I believe we need a fixed election infrastructure, I believe a non-partisan agency needs to be formed to operate this infrastructure, and take over the training and deployment of our volunteer citizen poll workers.

I do in fact believe the fixed infrastructure and the organization running it, being founded for sound engineering goals, will inevitably have to sort those sources of error. A fixed infrastructure, engineering wise, has a way of helping sort out such issues because it provides a constant reference point to which everything else is built, including training, etc.

As for rolls with voters out of order... that is directly addressed by having a consistent and well engineered system.

pyrrho

btw, Brooke, my ideas are far from final, though I've given it a lot of thought and am confident in the parts I do say, I'm also open to better ideas.

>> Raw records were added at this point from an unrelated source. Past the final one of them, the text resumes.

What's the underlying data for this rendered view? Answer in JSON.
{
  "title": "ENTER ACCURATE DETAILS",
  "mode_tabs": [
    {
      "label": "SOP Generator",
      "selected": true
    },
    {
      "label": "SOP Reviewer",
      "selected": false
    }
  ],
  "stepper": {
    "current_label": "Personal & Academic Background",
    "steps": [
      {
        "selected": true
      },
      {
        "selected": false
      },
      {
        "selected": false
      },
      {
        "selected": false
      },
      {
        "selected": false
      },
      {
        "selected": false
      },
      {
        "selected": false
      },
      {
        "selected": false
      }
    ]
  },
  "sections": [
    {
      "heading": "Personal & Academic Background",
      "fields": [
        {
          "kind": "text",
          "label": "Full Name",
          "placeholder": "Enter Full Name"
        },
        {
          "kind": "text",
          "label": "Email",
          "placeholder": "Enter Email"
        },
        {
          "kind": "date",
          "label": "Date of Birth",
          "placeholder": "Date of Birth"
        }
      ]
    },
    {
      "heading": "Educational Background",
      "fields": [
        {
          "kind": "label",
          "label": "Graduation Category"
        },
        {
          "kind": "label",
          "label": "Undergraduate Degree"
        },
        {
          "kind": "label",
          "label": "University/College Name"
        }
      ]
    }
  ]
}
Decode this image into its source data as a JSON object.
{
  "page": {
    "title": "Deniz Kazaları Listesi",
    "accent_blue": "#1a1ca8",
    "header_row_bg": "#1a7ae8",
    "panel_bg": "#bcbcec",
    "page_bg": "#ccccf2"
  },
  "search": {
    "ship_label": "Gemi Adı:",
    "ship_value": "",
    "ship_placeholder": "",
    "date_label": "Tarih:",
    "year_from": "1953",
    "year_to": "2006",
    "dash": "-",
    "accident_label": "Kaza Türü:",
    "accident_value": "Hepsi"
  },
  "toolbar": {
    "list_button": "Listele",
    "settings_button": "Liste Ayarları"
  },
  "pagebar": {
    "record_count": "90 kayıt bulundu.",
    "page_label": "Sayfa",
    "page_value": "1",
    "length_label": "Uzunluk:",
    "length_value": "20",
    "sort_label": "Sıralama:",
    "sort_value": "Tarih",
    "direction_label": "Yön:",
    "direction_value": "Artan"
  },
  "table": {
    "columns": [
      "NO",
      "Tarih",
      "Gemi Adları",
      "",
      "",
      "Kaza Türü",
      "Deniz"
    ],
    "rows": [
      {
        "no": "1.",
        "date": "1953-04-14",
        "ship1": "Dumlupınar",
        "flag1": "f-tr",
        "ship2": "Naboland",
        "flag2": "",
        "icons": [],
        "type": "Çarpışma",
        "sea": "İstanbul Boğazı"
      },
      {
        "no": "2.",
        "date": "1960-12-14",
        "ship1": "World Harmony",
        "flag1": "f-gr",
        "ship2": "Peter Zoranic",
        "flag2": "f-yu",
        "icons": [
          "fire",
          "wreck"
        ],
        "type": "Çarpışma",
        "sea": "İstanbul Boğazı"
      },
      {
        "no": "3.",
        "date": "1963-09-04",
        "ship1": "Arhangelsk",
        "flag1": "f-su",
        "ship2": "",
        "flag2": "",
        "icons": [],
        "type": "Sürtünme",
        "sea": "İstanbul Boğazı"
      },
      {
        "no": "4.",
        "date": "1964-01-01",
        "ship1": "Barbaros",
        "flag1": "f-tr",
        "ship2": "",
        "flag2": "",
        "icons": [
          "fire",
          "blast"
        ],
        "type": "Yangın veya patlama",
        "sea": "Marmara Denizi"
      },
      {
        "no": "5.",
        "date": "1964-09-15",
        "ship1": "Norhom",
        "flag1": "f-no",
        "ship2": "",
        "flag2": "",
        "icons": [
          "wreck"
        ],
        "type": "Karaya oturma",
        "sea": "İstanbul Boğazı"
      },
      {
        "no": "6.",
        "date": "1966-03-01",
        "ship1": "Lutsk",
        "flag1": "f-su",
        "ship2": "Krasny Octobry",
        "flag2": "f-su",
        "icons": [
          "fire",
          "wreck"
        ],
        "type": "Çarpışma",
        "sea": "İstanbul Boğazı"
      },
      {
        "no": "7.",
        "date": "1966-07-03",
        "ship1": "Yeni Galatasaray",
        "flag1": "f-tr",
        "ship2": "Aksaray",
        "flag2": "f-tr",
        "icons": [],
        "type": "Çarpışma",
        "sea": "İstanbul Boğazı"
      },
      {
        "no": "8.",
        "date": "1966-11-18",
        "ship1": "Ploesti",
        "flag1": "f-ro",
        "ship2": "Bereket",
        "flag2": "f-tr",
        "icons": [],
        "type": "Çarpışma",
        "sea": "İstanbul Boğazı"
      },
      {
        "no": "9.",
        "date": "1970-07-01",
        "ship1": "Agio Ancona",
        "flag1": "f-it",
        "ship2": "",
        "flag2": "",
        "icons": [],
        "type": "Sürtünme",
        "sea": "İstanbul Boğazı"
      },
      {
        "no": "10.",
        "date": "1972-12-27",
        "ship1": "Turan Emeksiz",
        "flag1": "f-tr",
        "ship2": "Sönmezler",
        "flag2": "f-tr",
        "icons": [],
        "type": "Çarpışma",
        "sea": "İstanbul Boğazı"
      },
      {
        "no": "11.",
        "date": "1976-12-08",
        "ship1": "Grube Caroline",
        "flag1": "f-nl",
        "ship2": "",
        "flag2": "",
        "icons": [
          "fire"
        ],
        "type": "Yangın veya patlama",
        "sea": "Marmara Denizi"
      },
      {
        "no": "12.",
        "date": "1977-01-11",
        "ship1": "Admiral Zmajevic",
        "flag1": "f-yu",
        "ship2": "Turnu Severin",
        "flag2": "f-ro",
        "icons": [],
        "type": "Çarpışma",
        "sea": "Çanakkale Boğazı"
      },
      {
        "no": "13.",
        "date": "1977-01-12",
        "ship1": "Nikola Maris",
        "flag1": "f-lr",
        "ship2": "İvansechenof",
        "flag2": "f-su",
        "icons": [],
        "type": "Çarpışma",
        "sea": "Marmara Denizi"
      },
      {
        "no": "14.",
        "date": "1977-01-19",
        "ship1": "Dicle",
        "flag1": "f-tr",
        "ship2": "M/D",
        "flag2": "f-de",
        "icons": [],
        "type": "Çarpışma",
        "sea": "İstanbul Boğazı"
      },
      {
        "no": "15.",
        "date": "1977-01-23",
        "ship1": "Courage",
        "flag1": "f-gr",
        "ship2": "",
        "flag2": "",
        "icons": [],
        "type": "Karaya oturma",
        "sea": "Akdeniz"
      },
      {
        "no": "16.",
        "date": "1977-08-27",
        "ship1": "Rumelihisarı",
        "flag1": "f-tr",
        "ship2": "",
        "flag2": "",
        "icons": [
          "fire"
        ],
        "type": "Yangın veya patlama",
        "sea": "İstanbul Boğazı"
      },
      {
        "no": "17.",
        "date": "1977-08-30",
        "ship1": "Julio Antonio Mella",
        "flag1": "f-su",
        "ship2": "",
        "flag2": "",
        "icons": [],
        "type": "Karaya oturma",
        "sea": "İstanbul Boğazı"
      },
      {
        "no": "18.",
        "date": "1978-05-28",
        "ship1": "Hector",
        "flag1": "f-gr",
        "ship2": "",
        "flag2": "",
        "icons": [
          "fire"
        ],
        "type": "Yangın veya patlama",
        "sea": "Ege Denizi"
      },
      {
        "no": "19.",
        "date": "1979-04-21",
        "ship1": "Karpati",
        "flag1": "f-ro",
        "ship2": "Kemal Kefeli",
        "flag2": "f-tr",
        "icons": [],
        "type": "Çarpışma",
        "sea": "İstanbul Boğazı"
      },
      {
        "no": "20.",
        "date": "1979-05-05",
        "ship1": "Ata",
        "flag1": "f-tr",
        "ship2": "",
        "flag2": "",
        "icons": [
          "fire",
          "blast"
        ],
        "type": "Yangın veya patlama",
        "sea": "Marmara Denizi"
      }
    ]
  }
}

The main sentiment does follow from what you say, our election process is not clean, it's a mess, it needs a good general cleaning up, and we also need to show respect for it. Frankly, we take democracy for granted and it does not work that way.

darkhorse

Just finished nineteen consecutive very long days of work so sorry about the cranky tone of my last posts. Also did read Averroes's last posts on another subject, Guantanamo, in the now gone thread about force feeding which disappeared over this time frame, that contained some appreciated information. Yes, computers count well, and it is not too lofty an ideal to aspire to 'No voter left behind'. However, at a certain point for me the process is like putting a nice shine on your 16 year old Yugo, given that the electoral college system is anything but a fair conduit for those votes. In my view. I imagine that there are other so-called democratic systems of government in which votes are weighted according to geography, or are there? The presidential vote should be a straight up and down count, not filtered through a bunch of yahoos wearing hats at a convention. In my view. This is far more an impediment to what most people would consider true democracy than the difference between getting 1/1000 or 1/1000000 million votes wrong. In my view.

The comments to this entry are closed.